Nach über zwei Stunden mit einer Pause, in der es nicht einmal einen Stand mit Mineralwasser-Verkauf gab, ging der „Ring“ für Kinder über den Bühne bzw. durch den Kubus. Man konnte keinem der Kinder irgendeine Ermüdung ansehen. Sie rissen nach Ende den Billetteuren die mit kindergerechten Texten versehenen bilderbuchartigen Programme aus den Händen. Teils auf dem Boden sitzend begannen sie unmittelbar mit der Lektüre, als hätte es eine neue Ausgabe von Asterix und Obelix gegeben. Sie konnten auch eine „Bayreuther Ringkiste“ im Papierformat basteln.

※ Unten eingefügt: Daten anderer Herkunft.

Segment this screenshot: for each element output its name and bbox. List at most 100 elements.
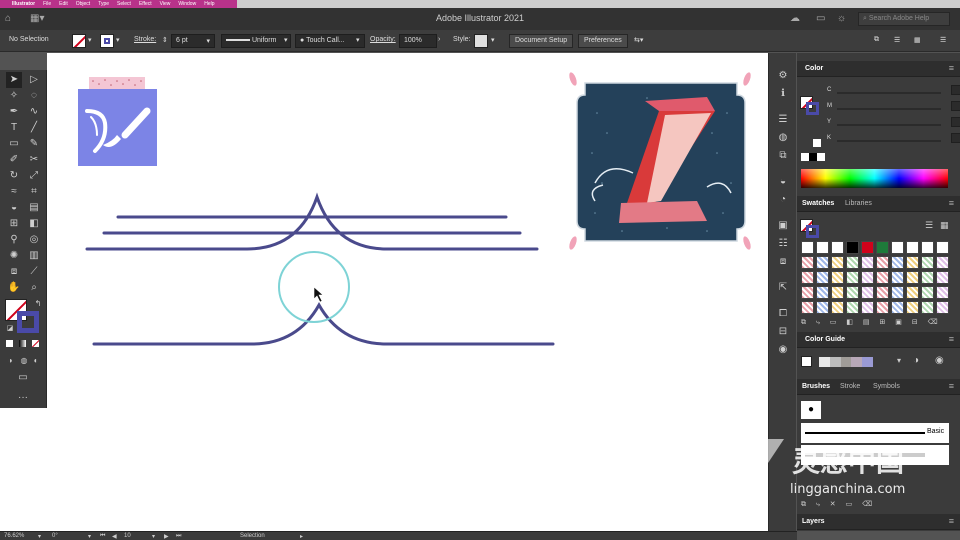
swatch-cell[interactable] <box>906 256 919 269</box>
direct-selection-tool-icon[interactable]: ▷ <box>26 72 42 88</box>
tab-swatches[interactable]: Swatches <box>802 200 834 207</box>
swatch-cell[interactable] <box>831 301 844 314</box>
panel-menu-icon[interactable]: ≡ <box>949 198 954 208</box>
profile-dropdown-icon[interactable]: ▾ <box>284 36 288 44</box>
swatch-cell[interactable] <box>816 301 829 314</box>
curvature-tool-icon[interactable]: ∿ <box>26 104 42 120</box>
paintbrush-tool-icon[interactable]: ✎ <box>26 136 42 152</box>
artboard-tool-icon[interactable]: ⧈ <box>6 264 22 280</box>
swatch-cell[interactable] <box>801 301 814 314</box>
swatch-cell[interactable] <box>906 301 919 314</box>
swatch-cell[interactable] <box>831 286 844 299</box>
swatch-cell[interactable] <box>861 286 874 299</box>
none-mode-icon[interactable] <box>32 340 39 347</box>
color-mode-icon[interactable] <box>6 340 13 347</box>
properties-icon[interactable]: ☰ <box>776 113 790 127</box>
swatch-cell[interactable] <box>846 241 859 254</box>
gradient-mode-icon[interactable] <box>19 340 26 347</box>
last-artboard-icon[interactable]: ⏭ <box>176 533 181 540</box>
menu-view[interactable]: View <box>160 1 171 7</box>
fill-swatch[interactable] <box>72 34 86 48</box>
tab-symbols[interactable]: Symbols <box>873 383 900 390</box>
slice-tool-icon[interactable]: ⟋ <box>26 264 42 280</box>
color-wheel-icon[interactable]: ◑ <box>913 355 919 366</box>
swatch-cell[interactable] <box>876 241 889 254</box>
color-panel-icon[interactable]: ◉ <box>776 343 790 357</box>
swatch-cell[interactable] <box>816 286 829 299</box>
swatch-grid[interactable] <box>801 241 949 314</box>
swatch-cell[interactable] <box>936 271 949 284</box>
swatch-cell[interactable] <box>861 271 874 284</box>
swatch-cell[interactable] <box>921 286 934 299</box>
menu-app-name[interactable]: Illustrator <box>12 1 35 7</box>
menu-select[interactable]: Select <box>117 1 131 7</box>
swatch-cell[interactable] <box>906 271 919 284</box>
links-icon[interactable]: ⧈ <box>776 255 790 269</box>
swatch-cell[interactable] <box>936 286 949 299</box>
control-menu-icon[interactable]: ☰ <box>940 36 946 44</box>
scissors-tool-icon[interactable]: ✂ <box>26 152 42 168</box>
default-colors-icon[interactable]: ◪ <box>2 321 18 337</box>
zoom-dropdown-icon[interactable]: ▾ <box>38 533 41 540</box>
brush-definition-select[interactable]: ● Touch Call... <box>295 34 365 48</box>
edit-toolbar-icon[interactable]: ··· <box>15 390 31 406</box>
variable-width-profile-select[interactable]: Uniform <box>221 34 291 48</box>
appearance-icon[interactable]: ◍ <box>776 131 790 145</box>
swatch-cell[interactable] <box>891 286 904 299</box>
hand-tool-icon[interactable]: ✋ <box>6 280 22 296</box>
swatch-cell[interactable] <box>876 256 889 269</box>
transparency-icon[interactable]: ◒ <box>776 175 790 189</box>
warp-tool-icon[interactable]: ≈ <box>6 184 22 200</box>
swatch-cell[interactable] <box>816 256 829 269</box>
tab-libraries[interactable]: Libraries <box>845 200 872 207</box>
list-view-icon[interactable]: ☰ <box>925 220 933 231</box>
stroke-label[interactable]: Stroke: <box>134 36 156 43</box>
opacity-dropdown-icon[interactable]: › <box>438 36 440 43</box>
swatch-cell[interactable] <box>921 241 934 254</box>
tab-brushes[interactable]: Brushes <box>802 383 830 390</box>
stroke-weight-input[interactable]: 6 pt ▾ <box>171 34 215 48</box>
opacity-input[interactable]: 100% <box>399 34 437 48</box>
perspective-grid-tool-icon[interactable]: ▤ <box>26 200 42 216</box>
scale-tool-icon[interactable]: ⤢ <box>26 168 42 184</box>
panel-menu-icon[interactable]: ≡ <box>949 381 954 391</box>
graphic-styles-icon[interactable]: ⧉ <box>776 149 790 163</box>
lightbulb-icon[interactable]: ☼ <box>837 13 846 25</box>
swatch-cell[interactable] <box>846 271 859 284</box>
swatch-cell[interactable] <box>921 301 934 314</box>
slider-track[interactable] <box>837 140 941 142</box>
pathfinder-icon[interactable]: ⧠ <box>776 307 790 321</box>
rotate-tool-icon[interactable]: ↻ <box>6 168 22 184</box>
style-dropdown-icon[interactable]: ▾ <box>491 36 495 44</box>
swatch-cell[interactable] <box>936 301 949 314</box>
align-panel-icon[interactable]: ⊟ <box>776 325 790 339</box>
document-setup-button[interactable]: Document Setup <box>509 34 574 48</box>
gradient-panel-icon[interactable]: ◔ <box>776 193 790 207</box>
swatch-cell[interactable] <box>801 286 814 299</box>
swatch-cell[interactable] <box>876 301 889 314</box>
align-icon[interactable]: ☰ <box>894 36 900 44</box>
artboard-number[interactable]: 10 <box>124 533 131 539</box>
line-tool-icon[interactable]: ╱ <box>26 120 42 136</box>
panel-menu-icon[interactable]: ≡ <box>949 63 954 73</box>
shape-builder-tool-icon[interactable]: ◒ <box>6 200 22 216</box>
swatch-cell[interactable] <box>876 286 889 299</box>
swatch-cell[interactable] <box>816 241 829 254</box>
swap-fill-stroke-icon[interactable]: ↰ <box>30 296 46 312</box>
black-swatch[interactable] <box>809 153 817 161</box>
swatch-cell[interactable] <box>801 271 814 284</box>
screen-mode-icon[interactable]: ▭ <box>15 370 31 386</box>
stroke-dropdown-icon[interactable]: ▾ <box>116 36 120 44</box>
harmony-rule-bar[interactable] <box>819 357 873 367</box>
preferences-button[interactable]: Preferences <box>578 34 628 48</box>
swatch-cell[interactable] <box>936 256 949 269</box>
magic-wand-tool-icon[interactable]: ✧ <box>6 88 22 104</box>
opacity-label[interactable]: Opacity: <box>370 36 396 43</box>
letter-z-illustration[interactable] <box>568 71 752 250</box>
base-color-swatch[interactable] <box>801 356 812 367</box>
menu-edit[interactable]: Edit <box>59 1 68 7</box>
draw-behind-icon[interactable]: ◐ <box>28 353 44 369</box>
channel-c-input[interactable] <box>951 85 960 95</box>
menu-type[interactable]: Type <box>98 1 109 7</box>
stroke-stepper-icon[interactable]: ⇕ <box>162 36 168 44</box>
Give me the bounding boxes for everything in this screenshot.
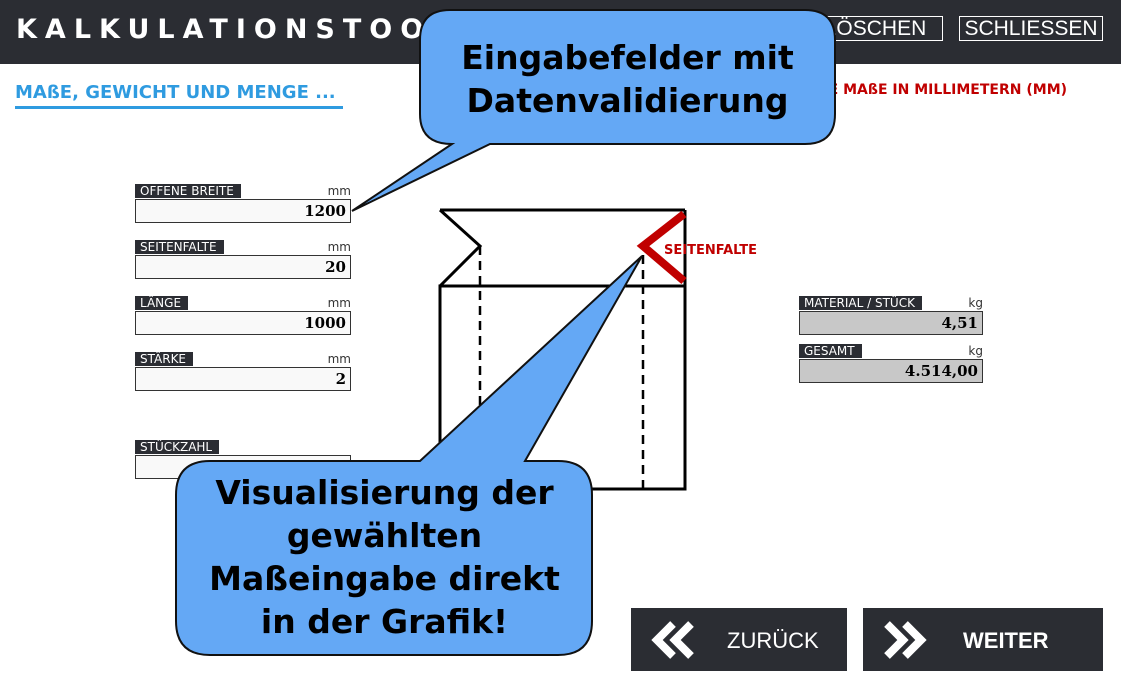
double-chevron-right-icon bbox=[884, 621, 927, 659]
next-label: WEITER bbox=[963, 628, 1049, 653]
bottom-callout-text: Visualisierung der gewählten Maßeingabe … bbox=[209, 473, 560, 641]
top-callout-text: Eingabefelder mit Datenvalidierung bbox=[461, 38, 794, 120]
back-label: ZURÜCK bbox=[727, 628, 819, 653]
double-chevron-left-icon bbox=[651, 621, 694, 659]
back-button[interactable]: ZURÜCK bbox=[631, 608, 847, 671]
bag-left-gusset bbox=[438, 208, 483, 288]
next-button[interactable]: WEITER bbox=[863, 608, 1103, 671]
side-gusset-graphic-label: SEITENFALTE bbox=[664, 243, 757, 258]
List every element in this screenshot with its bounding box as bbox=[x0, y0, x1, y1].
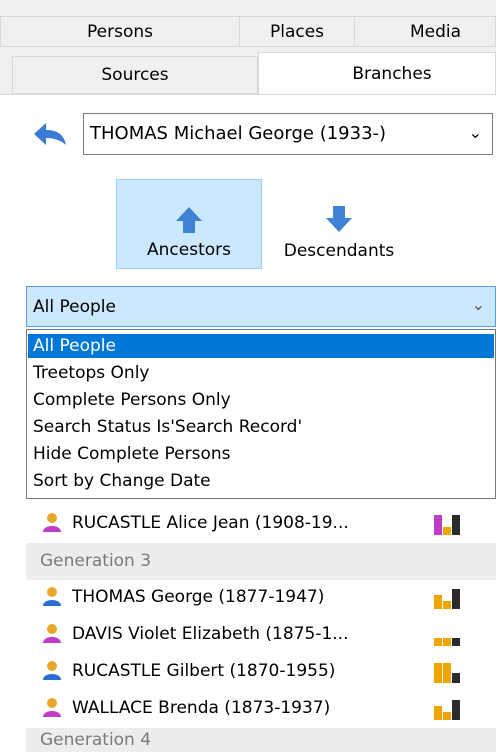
female-person-icon bbox=[43, 624, 61, 643]
tab-media[interactable]: Media bbox=[354, 16, 496, 47]
generation-header: Generation 3 bbox=[26, 543, 496, 580]
filter-dropdown[interactable]: All People ⌄ bbox=[26, 286, 496, 327]
arrow-up-icon bbox=[176, 207, 202, 233]
filter-option[interactable]: Search Status Is'Search Record' bbox=[28, 415, 494, 439]
completeness-bars bbox=[432, 663, 472, 683]
tab-sources[interactable]: Sources bbox=[12, 56, 258, 94]
descendants-label: Descendants bbox=[283, 241, 395, 261]
tab-persons[interactable]: Persons bbox=[0, 16, 240, 47]
completeness-bars bbox=[432, 589, 472, 609]
female-person-icon bbox=[43, 513, 61, 532]
tab-places[interactable]: Places bbox=[239, 16, 355, 47]
chevron-down-icon: ⌄ bbox=[468, 123, 482, 142]
completeness-bars bbox=[432, 515, 472, 535]
ancestors-label: Ancestors bbox=[147, 240, 231, 260]
ancestors-button[interactable]: Ancestors bbox=[116, 179, 262, 269]
male-person-icon bbox=[43, 587, 61, 606]
completeness-bars bbox=[432, 626, 472, 646]
chevron-down-icon: ⌄ bbox=[471, 295, 485, 314]
female-person-icon bbox=[43, 698, 61, 717]
completeness-bars bbox=[432, 700, 472, 720]
filter-option[interactable]: Complete Persons Only bbox=[28, 388, 494, 412]
filter-option[interactable]: All People bbox=[28, 334, 494, 358]
generation-header: Generation 4 bbox=[26, 728, 496, 752]
list-item[interactable]: WALLACE Brenda (1873-1937) bbox=[26, 691, 496, 728]
back-arrow-icon[interactable] bbox=[32, 121, 68, 147]
filter-option[interactable]: Sort by Change Date bbox=[28, 469, 494, 493]
filter-options-list: All People Treetops Only Complete Person… bbox=[26, 329, 496, 499]
arrow-down-icon bbox=[326, 206, 352, 232]
tab-strip: Persons Places Media Sources Branches bbox=[0, 0, 496, 95]
descendants-button[interactable]: Descendants bbox=[264, 179, 414, 269]
tab-branches[interactable]: Branches bbox=[258, 52, 496, 94]
list-item[interactable]: THOMAS George (1877-1947) bbox=[26, 580, 496, 617]
person-selector[interactable]: THOMAS Michael George (1933-) ⌄ bbox=[83, 113, 493, 155]
filter-option[interactable]: Hide Complete Persons bbox=[28, 442, 494, 466]
filter-option[interactable]: Treetops Only bbox=[28, 361, 494, 385]
filter-selected-value: All People bbox=[33, 297, 116, 317]
male-person-icon bbox=[43, 661, 61, 680]
list-item[interactable]: RUCASTLE Gilbert (1870-1955) bbox=[26, 654, 496, 691]
list-item[interactable]: DAVIS Violet Elizabeth (1875-1... bbox=[26, 617, 496, 654]
list-item[interactable]: RUCASTLE Alice Jean (1908-19... bbox=[26, 506, 496, 543]
selected-person: THOMAS Michael George (1933-) bbox=[90, 123, 387, 144]
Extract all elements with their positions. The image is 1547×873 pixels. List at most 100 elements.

In Pausen-Interviews berichteten mir einige, dass ihnen die Szenen mit den Riesen sehr gut gefallen hatten, ein Mädchen hatte sogar etwas Angst vor ihrer Riesengröße. Alle fanden es spannend und auch gut verständlich. Einige meinten auch, dass man für eine solch gute sängerische und darstellerische Leistungen wohl sehr viel gearbeitet und geprobt haben müsse. Offenbar gefiel einigen Kindern auch die gelegentliche große Lautstärke der Musik. Das Orchester saß ja unmittelbar neben dem Kubus. Wie ich später hörte, wurden die meisten in der Schule schon auf diesen „Ring“ eingestimmt, kamen also nicht unvorbereitet.

Inwieweit solche Erfahrungen aus einigen Kindern dann später regelmäßige Opernbesucher machen, bleibt der Zukunft überlassen. Sie waren sich da selbst (noch) nicht sicher. Ich habe den Eindruck, dass die Kinderoper mit den Eltern zunächst einmal ein Event für sich ist und nicht automatisch erwartet werden kann, dass sie aus den Kleinen die späteren Opernbesucher macht. Hoffen wir es jedoch, denn sie wären im Zeitalter der Handy-gesteuerten Sinnentleerung und der damit verbundenen De-Intellektualisierung mehr als gefragt.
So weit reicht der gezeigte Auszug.